TAOCP 4.5.4 Exercise 14

Section 4.5.4: Factoring into Primes

Exercise 14. [M20] Prove that the number $T$ in step E3 of Algorithm E will never be a multiple of an odd prime $p$ for which $(kN)^{(p-1)/2} \bmod p > 1$.

Verified: yes
Solve time: 5m52s

Solution

Let $T$ be the integer formed in step E3 of Algorithm E. The crucial fact is the condition imposed on $x$ in step E2:

$$ x^{2}\equiv kN \pmod T . $$

We must prove that no odd prime $p\mid T$ can satisfy

$$ (kN)^{(p-1)/2}\bmod p>1. $$

Assume that $p$ is an odd prime divisor of $T$. Since $p\mid T$, the congruence defining $x$ modulo $T$ also holds modulo $p$:

$$ x^{2}\equiv kN \pmod p. \tag{1} $$

First note that $p\nmid kN$. Indeed, if $p\mid kN$, then

$$ (kN)^{(p-1)/2}\bmod p =0, $$

which is not $>1$. Hence any prime satisfying the hypothesis of the exercise is relatively prime to $kN$.

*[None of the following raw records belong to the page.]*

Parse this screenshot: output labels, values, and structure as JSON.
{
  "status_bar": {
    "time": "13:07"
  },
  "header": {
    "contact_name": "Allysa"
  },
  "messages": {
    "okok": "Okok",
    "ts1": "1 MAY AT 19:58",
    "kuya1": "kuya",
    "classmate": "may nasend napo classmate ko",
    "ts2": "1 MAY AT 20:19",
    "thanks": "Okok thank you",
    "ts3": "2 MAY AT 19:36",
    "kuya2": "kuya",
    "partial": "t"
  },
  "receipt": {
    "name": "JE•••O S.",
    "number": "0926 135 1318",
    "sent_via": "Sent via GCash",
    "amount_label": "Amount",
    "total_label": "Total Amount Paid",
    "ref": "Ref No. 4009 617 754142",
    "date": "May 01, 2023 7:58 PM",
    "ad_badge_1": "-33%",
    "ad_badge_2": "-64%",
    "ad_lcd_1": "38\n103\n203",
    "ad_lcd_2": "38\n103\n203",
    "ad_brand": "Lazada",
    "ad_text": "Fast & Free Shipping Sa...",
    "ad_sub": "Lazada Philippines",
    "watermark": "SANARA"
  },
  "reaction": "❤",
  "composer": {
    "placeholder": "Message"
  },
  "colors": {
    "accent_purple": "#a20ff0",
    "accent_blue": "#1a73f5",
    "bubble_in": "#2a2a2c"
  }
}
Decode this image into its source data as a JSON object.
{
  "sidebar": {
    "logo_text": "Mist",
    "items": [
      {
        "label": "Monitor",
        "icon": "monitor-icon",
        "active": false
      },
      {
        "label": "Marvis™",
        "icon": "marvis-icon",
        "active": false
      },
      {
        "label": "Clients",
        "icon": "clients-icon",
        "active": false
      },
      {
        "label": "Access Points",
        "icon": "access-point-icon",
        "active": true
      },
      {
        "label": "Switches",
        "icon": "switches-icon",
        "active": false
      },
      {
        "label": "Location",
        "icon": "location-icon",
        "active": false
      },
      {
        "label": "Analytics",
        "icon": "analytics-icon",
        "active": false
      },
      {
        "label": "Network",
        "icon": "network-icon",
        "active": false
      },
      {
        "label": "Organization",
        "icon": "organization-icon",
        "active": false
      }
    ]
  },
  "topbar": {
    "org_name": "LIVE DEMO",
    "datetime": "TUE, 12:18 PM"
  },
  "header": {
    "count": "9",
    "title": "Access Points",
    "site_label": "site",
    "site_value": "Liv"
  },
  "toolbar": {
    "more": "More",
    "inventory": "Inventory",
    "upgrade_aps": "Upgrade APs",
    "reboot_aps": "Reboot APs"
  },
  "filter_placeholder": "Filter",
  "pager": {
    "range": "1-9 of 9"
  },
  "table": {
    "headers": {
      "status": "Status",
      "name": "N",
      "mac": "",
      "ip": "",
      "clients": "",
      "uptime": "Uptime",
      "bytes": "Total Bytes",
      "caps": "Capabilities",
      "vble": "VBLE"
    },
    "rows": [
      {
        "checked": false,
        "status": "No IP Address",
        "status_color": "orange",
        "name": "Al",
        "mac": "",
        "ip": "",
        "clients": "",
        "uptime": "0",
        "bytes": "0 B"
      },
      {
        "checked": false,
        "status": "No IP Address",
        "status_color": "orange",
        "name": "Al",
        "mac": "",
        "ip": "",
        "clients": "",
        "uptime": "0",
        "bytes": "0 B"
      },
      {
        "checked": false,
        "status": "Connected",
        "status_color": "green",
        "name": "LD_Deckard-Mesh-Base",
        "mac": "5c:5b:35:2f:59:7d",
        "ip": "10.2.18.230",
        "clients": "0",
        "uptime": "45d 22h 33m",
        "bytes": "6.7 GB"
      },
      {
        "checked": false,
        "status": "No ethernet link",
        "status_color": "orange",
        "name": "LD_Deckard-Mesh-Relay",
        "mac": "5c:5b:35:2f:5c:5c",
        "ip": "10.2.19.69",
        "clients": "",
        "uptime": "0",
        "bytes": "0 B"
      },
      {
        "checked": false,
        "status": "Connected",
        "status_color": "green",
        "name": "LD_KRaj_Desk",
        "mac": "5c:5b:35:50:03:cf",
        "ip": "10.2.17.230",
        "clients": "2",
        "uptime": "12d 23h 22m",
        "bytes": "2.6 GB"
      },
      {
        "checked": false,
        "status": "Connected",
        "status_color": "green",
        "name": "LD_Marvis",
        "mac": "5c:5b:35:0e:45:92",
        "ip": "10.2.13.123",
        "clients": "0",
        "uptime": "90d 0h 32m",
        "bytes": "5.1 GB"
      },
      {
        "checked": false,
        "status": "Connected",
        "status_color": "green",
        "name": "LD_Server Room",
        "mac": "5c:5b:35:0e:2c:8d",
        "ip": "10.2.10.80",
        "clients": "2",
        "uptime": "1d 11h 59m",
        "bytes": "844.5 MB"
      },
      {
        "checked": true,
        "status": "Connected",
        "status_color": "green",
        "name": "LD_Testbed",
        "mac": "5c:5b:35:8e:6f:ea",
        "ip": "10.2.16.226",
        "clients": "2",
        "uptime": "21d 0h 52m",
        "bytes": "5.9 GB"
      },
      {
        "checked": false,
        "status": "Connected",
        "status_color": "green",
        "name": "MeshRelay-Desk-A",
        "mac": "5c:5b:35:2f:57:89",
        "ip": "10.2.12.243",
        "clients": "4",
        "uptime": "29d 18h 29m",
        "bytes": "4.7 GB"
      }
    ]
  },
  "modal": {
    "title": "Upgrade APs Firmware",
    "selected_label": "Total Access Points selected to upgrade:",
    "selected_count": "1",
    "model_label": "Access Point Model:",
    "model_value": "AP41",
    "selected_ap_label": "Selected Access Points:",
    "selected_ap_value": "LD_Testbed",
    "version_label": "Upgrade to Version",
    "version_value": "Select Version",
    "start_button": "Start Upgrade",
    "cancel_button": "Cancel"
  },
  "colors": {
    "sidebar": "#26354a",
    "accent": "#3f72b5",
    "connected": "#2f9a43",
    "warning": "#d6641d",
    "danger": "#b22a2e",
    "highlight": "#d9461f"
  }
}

Because $p\nmid kN$, congruence (1) shows that $kN$ is a quadratic residue modulo $p$. Therefore its Legendre symbol is

$$ \left(\frac{kN}{p}\right)=1. $$

Applying Euler's criterion,

$$ (kN)^{(p-1)/2}\equiv \left(\frac{kN}{p}\right) \equiv 1 \pmod p. $$

Since the least nonnegative residue of $1\pmod p$ is $1$, we obtain

$$ (kN)^{(p-1)/2}\bmod p = 1. $$

Thus every odd prime divisor $p$ of $T$ satisfies

$$ (kN)^{(p-1)/2}\bmod p =1, $$

and consequently no such prime can satisfy

$$ (kN)^{(p-1)/2}\bmod p>1. $$

Therefore $T$ can never be divisible by an odd prime $p$ for which

$$ (kN)^{(p-1)/2}\bmod p>1. $$

$\square$